The Problem with Jon Stewart cancellation highlights a problem for Apple’s content


Jon Stewart holds up a pen as he makes a point at his dsek
Enlarge / Jon Stewart on his Apple TV show.


Jon Stewart and his weekly talk show The Problem with Jon Stewart are out at Apple, according to reports from The New York Times and Variety. Apple canceled the show just weeks before its third season began taping. Its cancellation sheds some light on the conflict of priorities Apple faces as it leans more into content rather than just selling tools, platforms, and gadgets.

The New York Times article cites “several people with knowledge of the situation,” saying that staffers working on the show were told at the end of the day Thursday that it would not move forward.

The reason for the shift? Stewart and Apple executives “had disagreements over some of the topics and guests,” the sources said. Specifically, they claimed Stewart told staffers that Apple execs took issue with planned programming related to both China and artificial intelligence, and noted that with the 2024 US election coming up, there might have been additional opportunities for disagreement then.
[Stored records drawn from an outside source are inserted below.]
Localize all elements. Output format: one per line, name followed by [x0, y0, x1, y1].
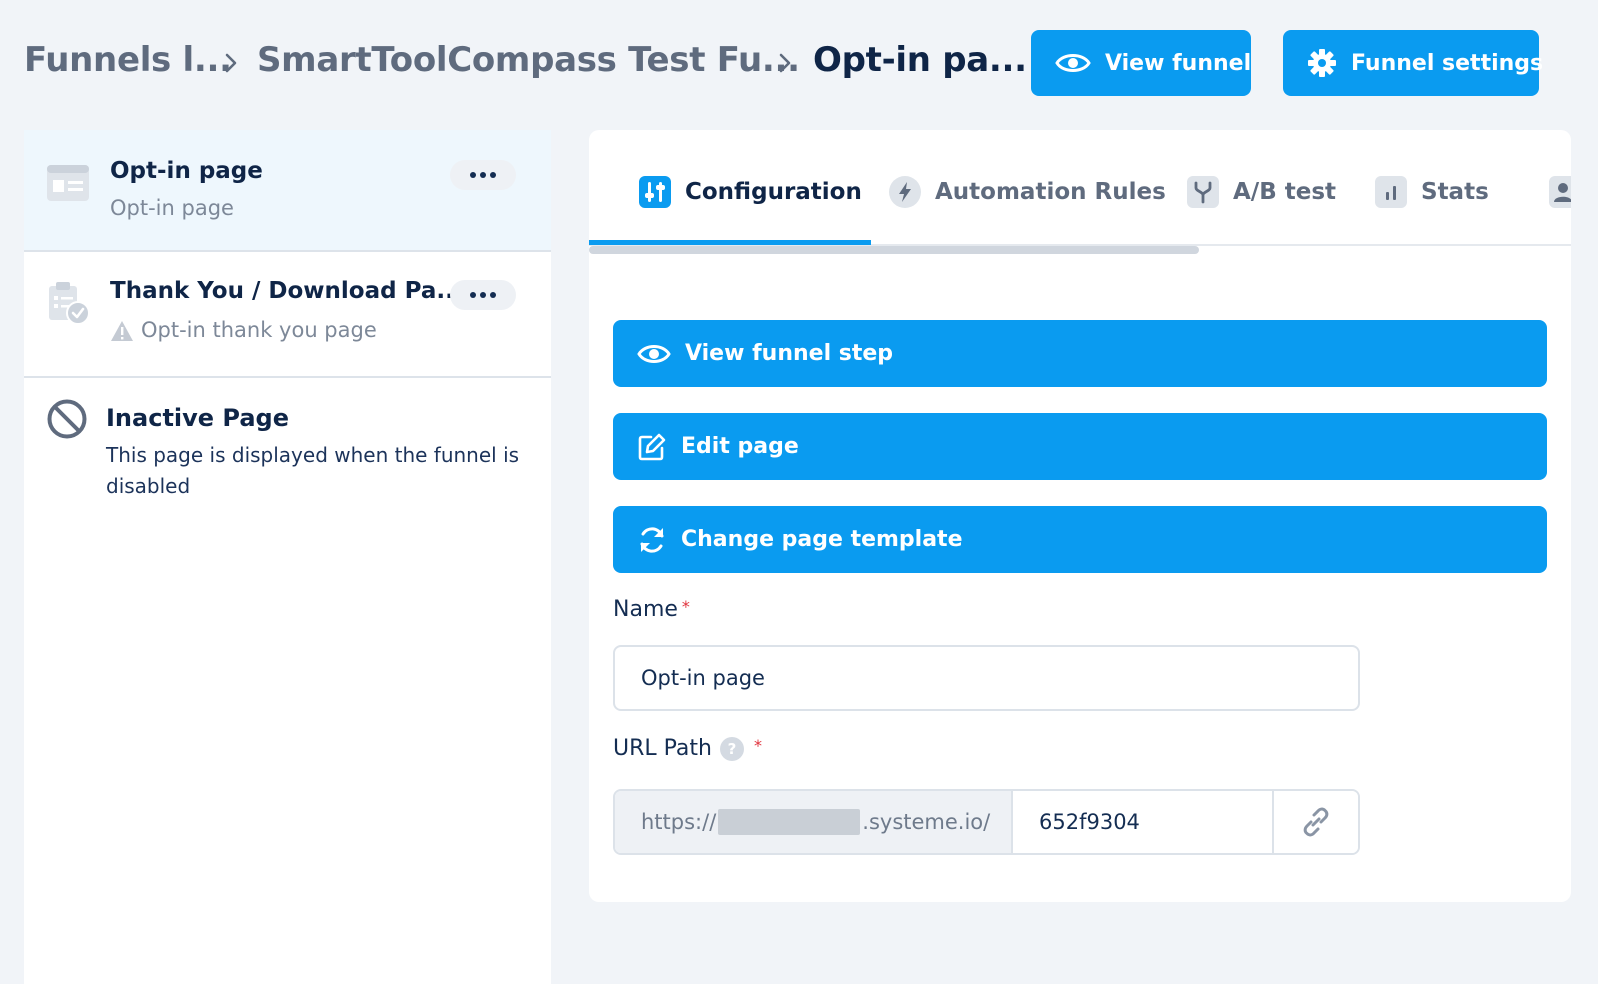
funnel-steps-sidebar: Opt-in page Opt-in page Thank You / Down…: [24, 130, 551, 984]
step-title: Opt-in page: [110, 158, 263, 184]
copy-link-button[interactable]: [1274, 791, 1358, 853]
tab-ab-test[interactable]: A/B test: [1187, 172, 1336, 212]
help-icon[interactable]: ?: [719, 737, 744, 761]
tab-label: Stats: [1421, 179, 1489, 205]
redacted-subdomain: [718, 809, 861, 835]
step-more-button[interactable]: [450, 280, 516, 310]
tab-label: Configuration: [685, 179, 862, 205]
link-icon: [1303, 807, 1329, 837]
tab-label: Automation Rules: [935, 179, 1166, 205]
bolt-icon: [889, 176, 921, 208]
user-icon: [1549, 176, 1571, 208]
step-item-thank-you[interactable]: Thank You / Download Pa... Opt-in thank …: [24, 252, 551, 378]
view-funnel-step-label: View funnel step: [685, 341, 894, 366]
tab-scrollbar[interactable]: [589, 246, 1199, 254]
inactive-page-title[interactable]: Inactive Page: [106, 404, 289, 432]
edit-icon: [638, 433, 666, 460]
step-subtitle: Opt-in page: [110, 196, 234, 220]
gear-icon: [1308, 49, 1336, 77]
tab-overflow[interactable]: [1549, 172, 1571, 212]
inactive-page-description: This page is displayed when the funnel i…: [106, 443, 520, 498]
tab-automation-rules[interactable]: Automation Rules: [889, 172, 1166, 212]
view-funnel-label: View funnel: [1105, 50, 1252, 76]
step-title: Thank You / Download Pa...: [110, 278, 463, 304]
step-subtitle: Opt-in thank you page: [141, 318, 377, 342]
name-input[interactable]: [613, 645, 1360, 711]
ban-icon: [47, 399, 87, 439]
eye-icon: [1055, 54, 1091, 72]
page-header: Funnels l... SmartToolCompass Test Fu...…: [24, 30, 1574, 96]
url-path-label: URL Path? *: [613, 736, 762, 761]
configuration-panel: Configuration Automation Rules A/B test …: [589, 130, 1571, 902]
url-path-field: https://.systeme.io/: [613, 789, 1360, 855]
required-mark: *: [681, 597, 690, 616]
clipboard-check-icon: [49, 282, 90, 325]
tab-label: A/B test: [1233, 179, 1337, 205]
sliders-icon: [639, 176, 671, 208]
divider: [24, 376, 551, 378]
change-page-template-button[interactable]: Change page template: [613, 506, 1547, 573]
page-layout-icon: [47, 165, 89, 201]
view-funnel-button[interactable]: View funnel: [1031, 30, 1251, 96]
breadcrumb-funnel[interactable]: SmartToolCompass Test Fu...: [257, 40, 800, 80]
tab-stats[interactable]: Stats: [1375, 172, 1489, 212]
chevron-right-icon: [225, 53, 237, 73]
warning-icon: [111, 321, 133, 341]
tab-bar: Configuration Automation Rules A/B test …: [589, 130, 1571, 246]
step-item-opt-in[interactable]: Opt-in page Opt-in page: [24, 130, 551, 252]
step-more-button[interactable]: [450, 160, 516, 190]
split-icon: [1187, 176, 1219, 208]
eye-icon: [637, 344, 671, 363]
edit-page-label: Edit page: [681, 434, 799, 459]
funnel-settings-button[interactable]: Funnel settings: [1283, 30, 1543, 96]
bar-chart-icon: [1375, 176, 1407, 208]
chevron-right-icon: [779, 53, 791, 73]
name-label: Name *: [613, 597, 690, 622]
breadcrumb-funnels[interactable]: Funnels l...: [24, 40, 232, 80]
refresh-icon: [640, 526, 664, 553]
required-mark: *: [753, 736, 762, 755]
active-tab-indicator: [589, 240, 871, 245]
url-prefix: https://.systeme.io/: [615, 791, 1013, 853]
tab-configuration[interactable]: Configuration: [639, 172, 862, 212]
view-funnel-step-button[interactable]: View funnel step: [613, 320, 1547, 387]
change-page-template-label: Change page template: [681, 527, 963, 552]
breadcrumb-current-page: Opt-in pa...: [813, 40, 1027, 80]
edit-page-button[interactable]: Edit page: [613, 413, 1547, 480]
funnel-settings-label: Funnel settings: [1351, 50, 1544, 76]
url-path-input[interactable]: [1013, 791, 1274, 853]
Apple does much of its business (both in production and sales) in China and has invested heavily in the country’s infrastructure. Regarding China, Apple execs may have been worried that Stewart’s planned commentary could alienate customers or partners in the country.
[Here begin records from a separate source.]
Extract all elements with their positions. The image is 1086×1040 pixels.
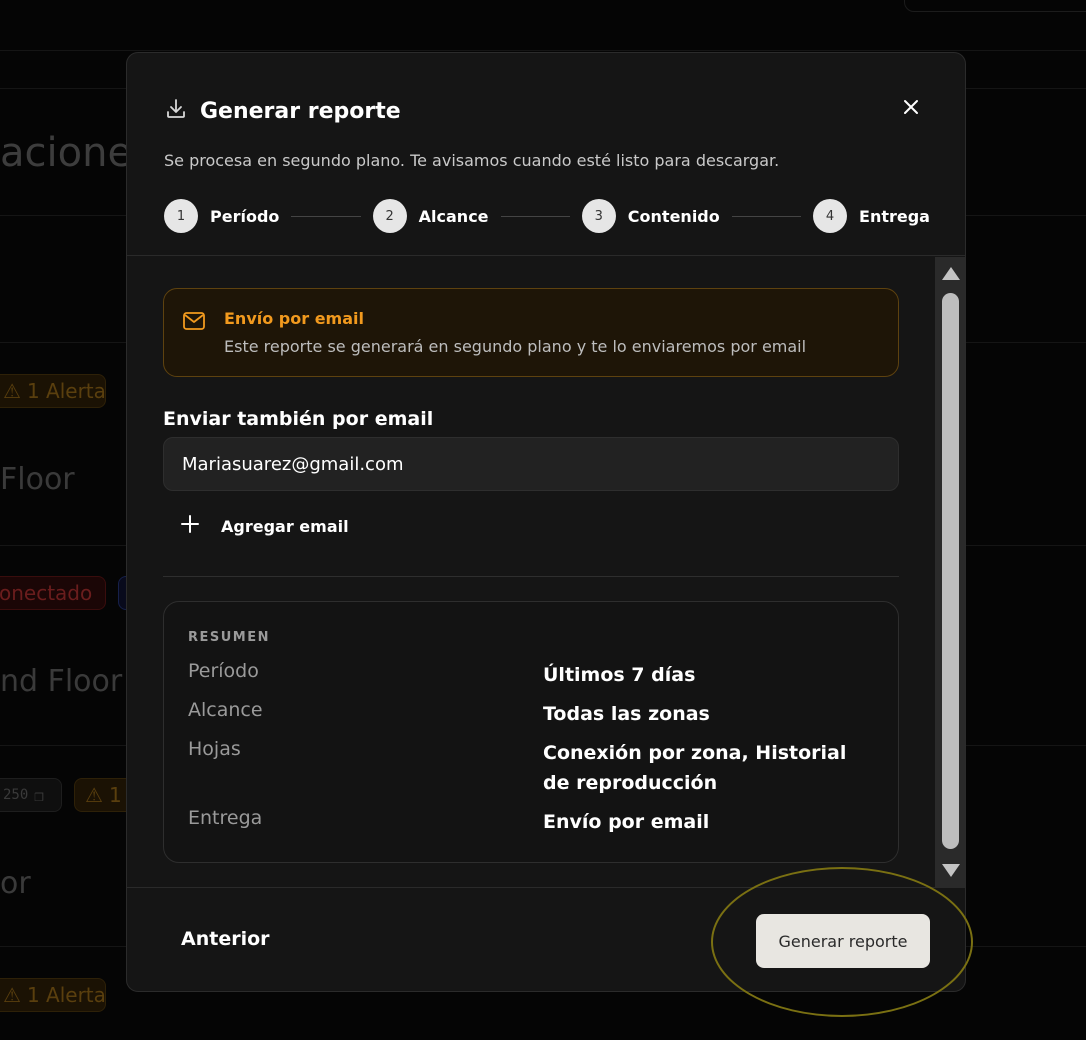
email-info-banner: Envío por email Este reporte se generará…: [163, 288, 899, 377]
close-button[interactable]: [897, 95, 925, 123]
background-top-button: [904, 0, 1086, 12]
step-connector: [731, 215, 802, 217]
summary-row: Entrega Envío por email: [188, 807, 878, 837]
step-label: Contenido: [627, 206, 720, 226]
generate-report-button[interactable]: Generar reporte: [756, 914, 930, 968]
stepper: 1 Período 2 Alcance 3 Contenido 4 Entreg…: [164, 199, 930, 233]
summary-row: Hojas Conexión por zona, Historial de re…: [188, 738, 878, 798]
summary-value: Envío por email: [543, 811, 710, 833]
background-alert-badge: ⚠ 1 Alerta: [0, 374, 106, 408]
step-number: 1: [164, 199, 198, 233]
summary-key: Período: [188, 660, 259, 682]
generate-report-modal: Generar reporte Se procesa en segundo pl…: [126, 52, 966, 992]
email-label: Enviar también por email: [163, 408, 434, 430]
add-email-label: Agregar email: [221, 516, 349, 536]
background-code-badge: 250 ❐: [0, 778, 62, 812]
step-connector: [291, 215, 361, 217]
summary-value: Últimos 7 días: [543, 664, 696, 686]
summary-heading: RESUMEN: [188, 630, 271, 645]
scrollbar-thumb[interactable]: [942, 293, 959, 849]
summary-value: Conexión por zona, Historial de reproduc…: [543, 742, 847, 794]
download-icon: [164, 97, 188, 125]
background-status-badge: onectado: [0, 576, 106, 610]
divider: [0, 50, 1086, 51]
modal-title: Generar reporte: [200, 98, 401, 124]
add-email-button[interactable]: Agregar email: [181, 515, 349, 537]
background-alert-badge: ⚠ 1: [74, 778, 134, 812]
warning-icon: ⚠: [3, 983, 21, 1007]
summary-value: Todas las zonas: [543, 703, 710, 725]
summary-key: Entrega: [188, 807, 263, 829]
step-label: Entrega: [859, 206, 930, 226]
warning-icon: ⚠: [85, 783, 103, 807]
mail-icon: [182, 311, 206, 335]
summary-key: Hojas: [188, 738, 241, 760]
modal-header: Generar reporte Se procesa en segundo pl…: [127, 53, 965, 256]
copy-icon: ❐: [34, 785, 44, 805]
background-row-name: Floor: [0, 462, 75, 497]
warning-icon: ⚠: [3, 379, 21, 403]
summary-row: Alcance Todas las zonas: [188, 699, 878, 729]
step-entrega[interactable]: 4 Entrega: [813, 199, 930, 233]
background-row-name: nd Floor: [0, 664, 123, 699]
background-page-title: acione: [0, 130, 133, 176]
info-title: Envío por email: [224, 309, 364, 328]
info-text: Este reporte se generará en segundo plan…: [224, 337, 807, 356]
background-alert-badge: ⚠ 1 Alerta: [0, 978, 106, 1012]
scroll-up-arrow-icon[interactable]: [942, 267, 960, 280]
modal-footer: Anterior Generar reporte: [127, 887, 965, 991]
summary-row: Período Últimos 7 días: [188, 660, 878, 690]
scrollbar[interactable]: [935, 257, 965, 887]
background-row-name: or: [0, 866, 31, 901]
modal-title-row: Generar reporte: [164, 97, 401, 125]
close-icon: [902, 98, 920, 120]
previous-button[interactable]: Anterior: [181, 928, 270, 950]
divider: [163, 576, 899, 577]
step-contenido[interactable]: 3 Contenido: [581, 199, 720, 233]
step-connector: [500, 215, 570, 217]
step-number: 2: [372, 199, 407, 233]
step-label: Período: [210, 206, 280, 226]
step-label: Alcance: [418, 206, 489, 226]
scroll-down-arrow-icon[interactable]: [942, 864, 960, 877]
step-periodo[interactable]: 1 Período: [164, 199, 279, 233]
summary-card: RESUMEN Período Últimos 7 días Alcance T…: [163, 601, 899, 863]
step-number: 3: [581, 199, 616, 233]
modal-subtitle: Se procesa en segundo plano. Te avisamos…: [164, 151, 780, 170]
summary-key: Alcance: [188, 699, 263, 721]
step-alcance[interactable]: 2 Alcance: [372, 199, 489, 233]
step-number: 4: [813, 199, 848, 233]
modal-body: Envío por email Este reporte se generará…: [127, 257, 935, 887]
plus-icon: [181, 515, 199, 537]
email-input[interactable]: [163, 437, 899, 491]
As for AI, Apple has increasingly focused on AI for software features on the iPhone. Primarily, it uses machine learning to drive things like search suggestions, photography, and palm detection. There have also been rumors that Apple plans to get into ChatGPT-like large language models, which have been more controversial.

We’re just engaging in informed speculation about the specific reasoning, though; Apple declined to comment on the NYT story.
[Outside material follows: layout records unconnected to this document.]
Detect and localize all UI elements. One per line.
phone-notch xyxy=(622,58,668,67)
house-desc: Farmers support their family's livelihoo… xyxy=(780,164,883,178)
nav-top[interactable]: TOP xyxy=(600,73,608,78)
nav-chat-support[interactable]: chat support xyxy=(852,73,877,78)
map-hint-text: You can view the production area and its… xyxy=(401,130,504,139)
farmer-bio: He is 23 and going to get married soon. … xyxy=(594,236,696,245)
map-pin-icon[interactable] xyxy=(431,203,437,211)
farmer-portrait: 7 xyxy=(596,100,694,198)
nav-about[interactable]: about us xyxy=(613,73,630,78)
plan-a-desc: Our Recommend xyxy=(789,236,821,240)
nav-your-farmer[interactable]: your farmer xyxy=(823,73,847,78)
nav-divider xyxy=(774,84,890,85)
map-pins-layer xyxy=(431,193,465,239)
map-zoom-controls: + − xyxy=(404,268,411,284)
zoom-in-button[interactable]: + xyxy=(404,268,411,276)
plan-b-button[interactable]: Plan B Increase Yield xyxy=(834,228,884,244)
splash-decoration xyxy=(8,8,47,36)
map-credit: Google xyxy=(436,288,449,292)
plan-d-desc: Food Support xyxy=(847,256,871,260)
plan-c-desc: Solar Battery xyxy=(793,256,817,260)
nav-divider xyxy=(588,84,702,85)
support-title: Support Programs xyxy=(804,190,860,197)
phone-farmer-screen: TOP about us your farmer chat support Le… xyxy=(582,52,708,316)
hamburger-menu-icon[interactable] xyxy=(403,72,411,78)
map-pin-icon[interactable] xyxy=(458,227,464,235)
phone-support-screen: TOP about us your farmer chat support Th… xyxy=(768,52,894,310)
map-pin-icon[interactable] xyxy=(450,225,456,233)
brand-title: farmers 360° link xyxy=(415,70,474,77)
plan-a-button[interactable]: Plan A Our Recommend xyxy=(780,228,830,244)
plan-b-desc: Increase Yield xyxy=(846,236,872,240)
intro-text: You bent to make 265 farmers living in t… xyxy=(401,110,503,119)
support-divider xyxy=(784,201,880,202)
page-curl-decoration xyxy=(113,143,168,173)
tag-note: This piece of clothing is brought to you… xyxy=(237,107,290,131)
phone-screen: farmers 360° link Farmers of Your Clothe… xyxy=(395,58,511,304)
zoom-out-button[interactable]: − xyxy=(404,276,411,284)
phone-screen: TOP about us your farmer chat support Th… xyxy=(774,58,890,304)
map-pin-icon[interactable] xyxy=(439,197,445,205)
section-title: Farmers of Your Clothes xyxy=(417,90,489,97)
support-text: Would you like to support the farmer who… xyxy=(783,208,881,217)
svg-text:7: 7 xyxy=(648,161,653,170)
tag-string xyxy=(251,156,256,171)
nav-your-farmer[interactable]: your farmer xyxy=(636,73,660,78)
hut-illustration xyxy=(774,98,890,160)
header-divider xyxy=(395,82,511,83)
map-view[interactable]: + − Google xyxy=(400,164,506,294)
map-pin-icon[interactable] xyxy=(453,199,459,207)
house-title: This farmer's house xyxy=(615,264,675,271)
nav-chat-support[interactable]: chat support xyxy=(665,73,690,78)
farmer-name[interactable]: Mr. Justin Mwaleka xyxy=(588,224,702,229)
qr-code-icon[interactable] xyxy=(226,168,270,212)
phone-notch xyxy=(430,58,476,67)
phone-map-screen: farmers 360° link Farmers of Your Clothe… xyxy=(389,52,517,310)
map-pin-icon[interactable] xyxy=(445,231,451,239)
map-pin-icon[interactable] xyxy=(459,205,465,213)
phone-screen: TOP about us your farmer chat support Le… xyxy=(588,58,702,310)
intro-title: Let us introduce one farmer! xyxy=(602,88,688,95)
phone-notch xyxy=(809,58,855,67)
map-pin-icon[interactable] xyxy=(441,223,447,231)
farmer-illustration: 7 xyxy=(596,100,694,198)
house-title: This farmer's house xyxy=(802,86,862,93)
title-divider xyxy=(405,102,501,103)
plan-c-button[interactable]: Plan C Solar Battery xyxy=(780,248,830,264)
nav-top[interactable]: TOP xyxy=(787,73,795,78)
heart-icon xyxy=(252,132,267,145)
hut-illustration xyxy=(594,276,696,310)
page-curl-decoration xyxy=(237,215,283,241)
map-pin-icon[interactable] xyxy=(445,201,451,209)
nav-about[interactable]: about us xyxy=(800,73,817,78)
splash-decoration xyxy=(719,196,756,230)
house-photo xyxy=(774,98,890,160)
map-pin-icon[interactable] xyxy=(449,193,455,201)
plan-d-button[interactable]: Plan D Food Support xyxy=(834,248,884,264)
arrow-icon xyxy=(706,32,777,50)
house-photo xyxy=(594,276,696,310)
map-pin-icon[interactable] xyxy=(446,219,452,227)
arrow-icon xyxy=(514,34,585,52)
The show’s cancellation is indicative of the kinds of challenges owners of platforms (like Apple, Amazon, Google, and others) face when they are producing content, too. Apple TV+, the iPhone, and other Apple products are used by a wide range of people, and investing in content that may be contentious for key customers or partners could create big problems for the company’s overall business.

It’s also part of a larger pattern of streaming services struggling with the talk show format. There have been numerous attempts, but most (talk shows like Netflix’s Norm Macdonald has a Show) have not been hugely successful—in part because the business model of streaming TV is as much about the long-term value of content as it is about timeliness, and talk shows tend to focus on topics du jour.

The Problem with Jon Stewart was Stewart’s first return to hosting a TV show since his much-praised and widely watched tenure on The Daily Show ended in 2015. Stewart has not yet announced any future television plans.